5.11 Time: Means across time (or other categories)
5.11.1 Data & Packages & functions
- Data: Various one-dimensional distributions (several single variables)
- Plot type: Dot plot with error bars
geom_errorbar()
: To create error barsposition=position_dodge(0.6)
: Dodge graph elements
5.11.2 Graph
- We’ll reproduce and maybe criticize as well as improve Figure 5.19 (Bauer et al. 2020)
- Questions:
- What does the graph show? What are the underlying variables (and data)?
- How many scales/mappings does it use? Could we reduce them?
- What do you like, what do you dislike about the figure? What is good, what is bad?
- What kind of information could we add to the graph (if any)?
- How would you approach a replication of the graph?

Figure 5.19: Means across time/categories
5.11.3 Lab: Data & Code
The code for Figure 5.19 is shown below (and creates Figure 5.20).
Learning objectives
- How to plot error bars
- How to dodge graph elements
The data has already been pre-processed, i.e., we have a dataframe that contains both our means as well as 90% and 95% percent confidence intervals for different subsamples of the data (as well as the full sample). The subsample are constructed from information on whether certain respondents participated across all waves or not. The dataframe also provides information on how these means should be grouped.

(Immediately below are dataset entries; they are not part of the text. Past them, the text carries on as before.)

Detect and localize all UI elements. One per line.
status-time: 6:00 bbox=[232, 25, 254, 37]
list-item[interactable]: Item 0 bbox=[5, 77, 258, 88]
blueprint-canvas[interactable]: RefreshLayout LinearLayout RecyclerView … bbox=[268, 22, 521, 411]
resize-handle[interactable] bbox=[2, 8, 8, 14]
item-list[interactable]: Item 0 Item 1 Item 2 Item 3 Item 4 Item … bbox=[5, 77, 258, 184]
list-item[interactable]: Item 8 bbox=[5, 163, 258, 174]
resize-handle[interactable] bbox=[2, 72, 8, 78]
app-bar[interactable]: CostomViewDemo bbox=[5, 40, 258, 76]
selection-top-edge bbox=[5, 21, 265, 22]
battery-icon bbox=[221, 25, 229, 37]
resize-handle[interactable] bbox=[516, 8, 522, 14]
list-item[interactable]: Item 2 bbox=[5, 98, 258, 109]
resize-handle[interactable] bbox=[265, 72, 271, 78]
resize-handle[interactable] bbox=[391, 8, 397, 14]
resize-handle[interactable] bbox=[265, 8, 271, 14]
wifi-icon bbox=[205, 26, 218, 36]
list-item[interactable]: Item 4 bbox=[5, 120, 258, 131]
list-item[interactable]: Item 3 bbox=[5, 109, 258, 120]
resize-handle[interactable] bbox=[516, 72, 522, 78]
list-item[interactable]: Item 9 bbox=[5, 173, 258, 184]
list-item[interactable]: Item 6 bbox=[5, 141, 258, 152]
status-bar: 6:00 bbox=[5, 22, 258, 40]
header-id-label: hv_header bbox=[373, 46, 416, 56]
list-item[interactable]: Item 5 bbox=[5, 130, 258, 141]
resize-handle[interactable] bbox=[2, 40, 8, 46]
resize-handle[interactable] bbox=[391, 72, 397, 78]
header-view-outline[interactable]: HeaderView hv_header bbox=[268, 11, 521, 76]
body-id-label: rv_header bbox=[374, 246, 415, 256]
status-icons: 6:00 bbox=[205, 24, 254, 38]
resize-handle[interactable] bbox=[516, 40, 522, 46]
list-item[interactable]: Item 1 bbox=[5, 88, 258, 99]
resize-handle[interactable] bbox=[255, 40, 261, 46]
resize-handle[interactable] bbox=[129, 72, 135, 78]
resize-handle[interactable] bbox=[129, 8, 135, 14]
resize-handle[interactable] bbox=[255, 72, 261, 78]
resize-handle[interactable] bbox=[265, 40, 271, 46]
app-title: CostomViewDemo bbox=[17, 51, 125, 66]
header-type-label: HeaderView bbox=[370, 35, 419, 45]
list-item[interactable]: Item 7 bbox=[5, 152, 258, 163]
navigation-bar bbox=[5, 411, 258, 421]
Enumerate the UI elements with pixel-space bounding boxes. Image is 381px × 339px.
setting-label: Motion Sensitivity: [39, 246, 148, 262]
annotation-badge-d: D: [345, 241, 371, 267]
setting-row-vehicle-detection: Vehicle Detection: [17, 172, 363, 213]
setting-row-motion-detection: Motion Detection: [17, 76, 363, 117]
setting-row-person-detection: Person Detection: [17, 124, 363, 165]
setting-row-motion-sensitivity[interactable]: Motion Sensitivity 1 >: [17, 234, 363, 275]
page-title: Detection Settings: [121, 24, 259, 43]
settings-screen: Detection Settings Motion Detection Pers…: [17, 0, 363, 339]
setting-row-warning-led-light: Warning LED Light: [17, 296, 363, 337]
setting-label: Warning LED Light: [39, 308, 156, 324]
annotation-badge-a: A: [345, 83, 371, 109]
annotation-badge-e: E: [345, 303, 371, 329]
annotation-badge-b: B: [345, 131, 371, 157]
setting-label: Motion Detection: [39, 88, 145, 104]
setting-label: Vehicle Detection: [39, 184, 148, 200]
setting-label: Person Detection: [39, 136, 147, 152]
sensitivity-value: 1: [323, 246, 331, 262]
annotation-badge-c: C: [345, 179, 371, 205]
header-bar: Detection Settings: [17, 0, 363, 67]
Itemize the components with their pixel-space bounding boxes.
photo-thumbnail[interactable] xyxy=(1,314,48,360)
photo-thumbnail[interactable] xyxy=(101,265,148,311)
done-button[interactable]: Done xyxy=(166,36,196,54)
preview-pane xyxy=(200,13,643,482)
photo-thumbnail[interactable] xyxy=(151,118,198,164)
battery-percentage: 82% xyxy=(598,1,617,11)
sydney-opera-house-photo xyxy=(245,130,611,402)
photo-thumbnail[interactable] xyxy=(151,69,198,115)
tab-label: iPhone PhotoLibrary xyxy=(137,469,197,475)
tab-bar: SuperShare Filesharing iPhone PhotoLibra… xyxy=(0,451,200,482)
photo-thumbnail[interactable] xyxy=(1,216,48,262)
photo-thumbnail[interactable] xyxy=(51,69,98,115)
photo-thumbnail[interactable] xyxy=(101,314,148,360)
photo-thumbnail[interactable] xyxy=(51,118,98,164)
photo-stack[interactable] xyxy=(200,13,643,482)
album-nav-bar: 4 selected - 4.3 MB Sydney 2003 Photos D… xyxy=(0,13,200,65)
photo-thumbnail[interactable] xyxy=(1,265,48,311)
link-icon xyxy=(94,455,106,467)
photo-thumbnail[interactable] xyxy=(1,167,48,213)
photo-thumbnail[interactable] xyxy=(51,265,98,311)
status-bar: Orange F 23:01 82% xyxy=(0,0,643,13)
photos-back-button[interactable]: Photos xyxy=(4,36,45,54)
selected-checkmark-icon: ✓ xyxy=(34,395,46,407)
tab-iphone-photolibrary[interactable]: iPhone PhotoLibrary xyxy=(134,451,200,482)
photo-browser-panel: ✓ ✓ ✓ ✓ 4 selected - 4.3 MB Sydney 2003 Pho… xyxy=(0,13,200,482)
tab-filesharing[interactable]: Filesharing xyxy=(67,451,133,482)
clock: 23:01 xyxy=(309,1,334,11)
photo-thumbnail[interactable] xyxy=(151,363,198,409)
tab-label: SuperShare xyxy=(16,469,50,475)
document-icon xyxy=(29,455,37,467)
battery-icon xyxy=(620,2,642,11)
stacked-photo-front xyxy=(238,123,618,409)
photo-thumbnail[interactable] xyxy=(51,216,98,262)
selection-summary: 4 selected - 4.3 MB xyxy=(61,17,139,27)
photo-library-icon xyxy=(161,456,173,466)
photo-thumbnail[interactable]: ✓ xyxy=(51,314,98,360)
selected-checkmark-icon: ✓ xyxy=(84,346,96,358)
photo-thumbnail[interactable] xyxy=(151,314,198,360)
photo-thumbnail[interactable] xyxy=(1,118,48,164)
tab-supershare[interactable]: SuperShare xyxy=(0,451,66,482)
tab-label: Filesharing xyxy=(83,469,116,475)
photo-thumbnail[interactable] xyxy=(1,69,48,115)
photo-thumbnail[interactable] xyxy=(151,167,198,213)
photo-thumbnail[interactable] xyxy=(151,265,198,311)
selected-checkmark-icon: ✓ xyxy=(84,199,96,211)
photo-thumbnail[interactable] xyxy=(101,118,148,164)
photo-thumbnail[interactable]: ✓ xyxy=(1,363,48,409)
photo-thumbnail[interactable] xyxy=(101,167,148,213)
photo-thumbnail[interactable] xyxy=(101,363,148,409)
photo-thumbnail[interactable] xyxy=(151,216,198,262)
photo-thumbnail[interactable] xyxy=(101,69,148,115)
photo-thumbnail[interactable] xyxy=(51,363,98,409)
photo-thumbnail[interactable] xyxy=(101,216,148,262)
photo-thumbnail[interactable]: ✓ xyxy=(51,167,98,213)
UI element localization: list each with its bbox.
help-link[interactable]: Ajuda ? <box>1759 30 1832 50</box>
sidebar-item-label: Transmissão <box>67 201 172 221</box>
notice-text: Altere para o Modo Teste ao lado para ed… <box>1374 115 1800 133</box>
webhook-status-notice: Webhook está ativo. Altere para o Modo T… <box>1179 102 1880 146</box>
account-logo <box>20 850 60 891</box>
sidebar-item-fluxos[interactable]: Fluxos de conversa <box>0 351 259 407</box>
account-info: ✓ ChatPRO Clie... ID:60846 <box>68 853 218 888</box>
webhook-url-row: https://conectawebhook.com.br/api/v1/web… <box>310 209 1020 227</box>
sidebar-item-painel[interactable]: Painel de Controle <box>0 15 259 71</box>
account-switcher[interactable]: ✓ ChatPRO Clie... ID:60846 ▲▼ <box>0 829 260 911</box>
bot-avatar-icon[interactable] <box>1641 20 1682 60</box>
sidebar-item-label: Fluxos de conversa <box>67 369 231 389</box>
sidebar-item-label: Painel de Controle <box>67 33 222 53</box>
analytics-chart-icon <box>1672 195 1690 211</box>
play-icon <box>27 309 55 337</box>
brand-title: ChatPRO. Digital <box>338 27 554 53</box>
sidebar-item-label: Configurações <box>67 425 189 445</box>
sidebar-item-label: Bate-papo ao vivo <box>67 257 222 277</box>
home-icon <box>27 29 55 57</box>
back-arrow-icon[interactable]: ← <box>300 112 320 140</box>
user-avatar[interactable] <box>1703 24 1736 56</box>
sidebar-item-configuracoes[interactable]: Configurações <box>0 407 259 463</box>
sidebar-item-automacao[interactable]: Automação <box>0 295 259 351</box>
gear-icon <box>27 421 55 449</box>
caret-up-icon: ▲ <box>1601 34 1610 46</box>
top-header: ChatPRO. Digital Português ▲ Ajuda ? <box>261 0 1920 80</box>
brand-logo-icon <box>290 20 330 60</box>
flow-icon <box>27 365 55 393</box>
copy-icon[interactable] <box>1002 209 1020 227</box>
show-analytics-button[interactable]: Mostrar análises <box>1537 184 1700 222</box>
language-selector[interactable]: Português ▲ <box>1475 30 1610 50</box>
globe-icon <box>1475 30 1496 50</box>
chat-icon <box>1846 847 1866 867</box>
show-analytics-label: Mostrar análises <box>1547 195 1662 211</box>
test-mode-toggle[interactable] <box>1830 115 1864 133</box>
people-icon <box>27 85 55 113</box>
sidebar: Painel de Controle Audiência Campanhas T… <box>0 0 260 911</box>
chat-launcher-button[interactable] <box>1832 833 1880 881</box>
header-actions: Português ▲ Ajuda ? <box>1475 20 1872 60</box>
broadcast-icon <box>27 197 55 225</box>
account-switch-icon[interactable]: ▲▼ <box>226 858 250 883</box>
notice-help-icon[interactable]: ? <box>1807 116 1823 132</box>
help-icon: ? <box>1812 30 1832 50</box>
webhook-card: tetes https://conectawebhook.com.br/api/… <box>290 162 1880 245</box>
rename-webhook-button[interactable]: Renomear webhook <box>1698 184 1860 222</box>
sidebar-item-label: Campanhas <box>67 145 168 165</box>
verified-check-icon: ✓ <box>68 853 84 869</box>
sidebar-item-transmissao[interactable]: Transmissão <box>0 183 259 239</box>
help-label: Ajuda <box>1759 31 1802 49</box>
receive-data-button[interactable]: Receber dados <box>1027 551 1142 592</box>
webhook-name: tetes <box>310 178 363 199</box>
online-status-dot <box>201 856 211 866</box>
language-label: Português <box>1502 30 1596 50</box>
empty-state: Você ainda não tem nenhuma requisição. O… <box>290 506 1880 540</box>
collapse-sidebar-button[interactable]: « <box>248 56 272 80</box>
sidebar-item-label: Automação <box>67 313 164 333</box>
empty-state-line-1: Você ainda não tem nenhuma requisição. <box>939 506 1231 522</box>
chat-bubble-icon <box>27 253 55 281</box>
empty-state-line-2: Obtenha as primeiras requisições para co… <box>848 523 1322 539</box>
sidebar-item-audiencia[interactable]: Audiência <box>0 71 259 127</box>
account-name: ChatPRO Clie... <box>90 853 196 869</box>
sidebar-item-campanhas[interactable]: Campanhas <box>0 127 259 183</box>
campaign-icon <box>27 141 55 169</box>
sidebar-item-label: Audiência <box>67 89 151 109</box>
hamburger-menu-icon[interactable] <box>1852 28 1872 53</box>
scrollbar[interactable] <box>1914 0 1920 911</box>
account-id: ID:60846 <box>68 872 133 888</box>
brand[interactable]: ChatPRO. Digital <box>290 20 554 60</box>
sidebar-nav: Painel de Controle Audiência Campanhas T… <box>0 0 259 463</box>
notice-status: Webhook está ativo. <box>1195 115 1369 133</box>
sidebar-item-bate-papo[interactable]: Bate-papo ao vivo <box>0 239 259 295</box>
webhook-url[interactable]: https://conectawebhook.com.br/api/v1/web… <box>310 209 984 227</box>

# data_gdpr_means_time.csv
data <- read_csv(sprintf("https://docs.google.com/uc?id=%s&export=download",
"1Ay7g1iIaCyxuDj2ce8UNc4kSRubForMN"))
## Parsed with column specification:
## cols(
## wave = col_character(),
## gdpr.know.num.mean = col_double(),
## gdpr.know.num.sd = col_double(),
## n = col_double(),
## n_wo_NA = col_double(),
## se = col_double(),
## ci_95 = col_double(),
## ci_90 = col_double(),
## participation = col_character(),
## label = col_character()
## )
pd <- position_dodge(0.6)
ggplot(data, aes(x = wave,
y = gdpr.know.num.mean,
color = factor(label),
group = factor(label))) +
geom_errorbar(aes(ymin=gdpr.know.num.mean - ci_90,
ymax=gdpr.know.num.mean + ci_90,
color = factor(label)),
colour="black",
size = 1,
width=.0,
position=pd) +
geom_errorbar(aes(ymin=gdpr.know.num.mean - ci_95,
ymax=gdpr.know.num.mean + ci_95,
color = factor(label)),
colour="black",
size = 0.4,
width=.1,
position=pd) +
geom_point(size = 3,
position=pd) +
scale_shape(solid = FALSE) +
ylim(0, 100) +
ylab("% GDPR Awareness") +
scale_x_discrete(labels = c(
"Wave 1 (N = 2093)\nApr 16 - 23, 2018",
"Wave 2 (N = 2043)\nJul 24 - Aug 02, 2018",
"Wave 3 (N = 2112)\nOct 29 - Nov 07, 2018"
)) +
theme_light() +
theme(axis.title.x = element_blank()) + scale_color_manual(
values = c("black", "#e41a1c", "#377eb8", "#4daf4a", "#984ea3", "#ff7f00"),
name = "Participation",
breaks = levels(factor(data$label)),
labels = c(
"Full Sample",
"Only W1 (N = 532)",
"Only W2 (N = 482)",
"Only W3 (N = 843)",
"W1 and W2 (N = 292)",
"W1, W2 and W3 (N = 1269)"
)
)

Figure 5.20: Means across time/categories
References
Bauer, Paul C, Frederic Gerdon, Florian Keusch, and Frauke Kreuter. 2020. “The Impact of the GDPR Policy on Data Sharing/Privacy Attitudes.” Preliminary Draft, 1–22.